The US has altered these conditions by providing long-term fiscal visibility, standardised incentives, and relatively streamlined deployment pathways - reducing uncertainty from permitting to revenue stabilisation. This has acted as a magnet for capital.

Europe is moving in the same direction but from a more constrained position. The IAA signals a shift towards an industrial strategy, yet the investment environment remains limited by structural frictions. Three dominate: slower permitting and delivery timelines, fragmented national frameworks, and infrastructure bottlenecks - particularly grid capacity.

The IRA does not necessarily offer higher returns, but it offers clarity on how those returns can be realised; despite some policy adjustments under the current administration’s One Big Beautiful Bill, the overall trend of US clean energy investment remains positive. Europe, by contrast, still embeds execution uncertainty, shaping the selectivity of capital allocation rather than deterring it outright, even as clean energy investment in Europe remains robust. As highlighted by Draghi and Letta, Europe’s constraint is not ambition, but coherence and delivery capacity. For investors, this means that risk is no longer only regulatory – it is delivery: whether projects can be built, connected and scaled on time.

The result is selective reallocation: capital gravitates towards jurisdictions combining scale, policy clarity and speed of delivery.

The competition is therefore not only over capital, but over execution credibility. FDI will flow to jurisdictions that convert policy into deployable projects at scale. Europe’s challenge is therefore not signalling intent – it is delivering at speed and scale. If the IAA, currently in the legislative pipeline, translates into a credible execution framework, Europe would be better positioned to compete for – and further attract – global capital.

Q: In what ways has the current geopolitical climate changed the risk-return profile for longterm renewable energy projects in Europe? Are we seeing a shift towards shorter-term, lower-risk investments?

A: The key shift is that renewable risk is becoming less asset-specific and more system-dependent. Renewable projects were historically priced on technology costs, subsidies, and power price expectations. That model is no longer sufficient. Returns are now determined less by the asset itself and more by the system into which it is being deployed.

Key variables now extend beyond capex, offtake, and technology performance to grid access, curtailment risk, supply-chain resilience, and system integration.

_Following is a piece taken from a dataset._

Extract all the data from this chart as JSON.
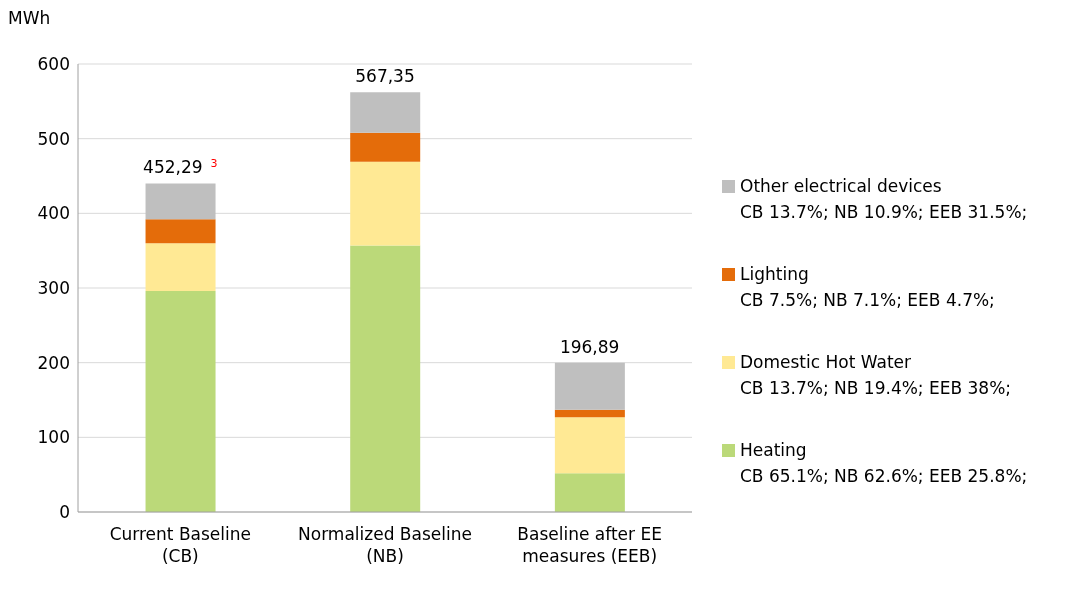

Geopolitical shocks feed directly into project economics through input costs, financing conditions, infrastructure delays, and market volatility. Even as renewables reduce exposure to fossil fuel price swings, they remain embedded in an investment environment shaped by global industrial competition, concentrated manufacturing, and constrained delivery chains.

In Europe, a growing disconnect has emerged between deployment ambition and system readiness: projects can be financed, but not always connected; capacity installed, but not always integrated efficiently. As a result, congestion, curtailment, cannibalisation, and permitting delays are becoming primary drivers of return. Value is therefore shifting from standalone generation towards assets that enable system flexibility: storage, grids, interconnections, balancing capacity.

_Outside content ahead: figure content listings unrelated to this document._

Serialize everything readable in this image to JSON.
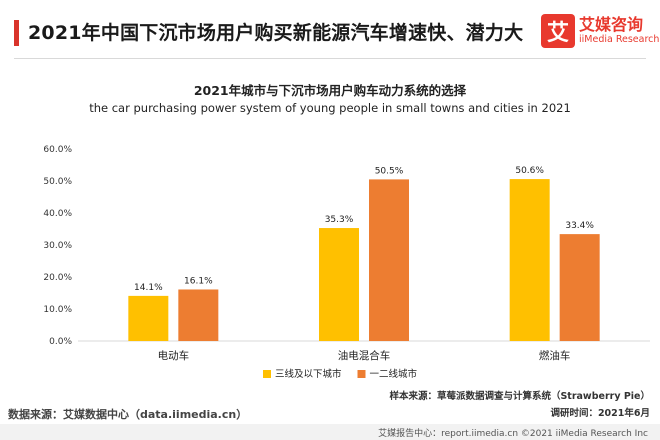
{
  "header": {
    "title": "2021年中国下沉市场用户购买新能源汽车增速快、潜力大",
    "logo_mark": "艾",
    "logo_cn": "艾媒咨询",
    "logo_en": "iiMedia Research"
  },
  "chart_data": {
    "type": "bar",
    "title": "2021年城市与下沉市场用户购车动力系统的选择",
    "subtitle": "the car purchasing power system of young people in small towns and cities in 2021",
    "categories": [
      "电动车",
      "油电混合车",
      "燃油车"
    ],
    "series": [
      {
        "name": "三线及以下城市",
        "values": [
          14.1,
          35.3,
          50.6
        ],
        "color": "#ffc000"
      },
      {
        "name": "一二线城市",
        "values": [
          16.1,
          50.5,
          33.4
        ],
        "color": "#ed7d31"
      }
    ],
    "ylim": [
      0,
      60
    ],
    "yticks": [
      "0.0%",
      "10.0%",
      "20.0%",
      "30.0%",
      "40.0%",
      "50.0%",
      "60.0%"
    ],
    "value_suffix": "%",
    "grid": false,
    "legend_position": "bottom"
  },
  "footer": {
    "data_source": "数据来源：艾媒数据中心（data.iimedia.cn）",
    "sample_source": "样本来源：草莓派数据调查与计算系统（Strawberry Pie）",
    "survey_time": "调研时间：2021年6月",
    "bottom_text": "艾媒报告中心：report.iimedia.cn ©2021 iiMedia Research Inc"
  }
}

This places infrastructure at the centre. Grid expansion and system integration require coordinated public-private frameworks, as execution risk cannot be absorbed by private capital alone. As a result, some capital is shifting towards shorter-duration, lower-complexity projects where execution risk is contained. Long-term capital is not retreating – it is becoming more selective, favouring jurisdictions and projects that combine policy support with infrastructure readiness and delivery capacity.

The transition is entering a new phase: the question is no longer who builds capacity, but who can deploy it into systems that remain stable as electrification deepens and geopolitical volatility persists.

For investors, the repricing is clear: risk has shifting from technology to system operability. Capital will flow not to where capacity is planned, but to where systems can absorb and sustain it. That is now the defining condition for capital allocation in the transition.

This is a far more consequential shift.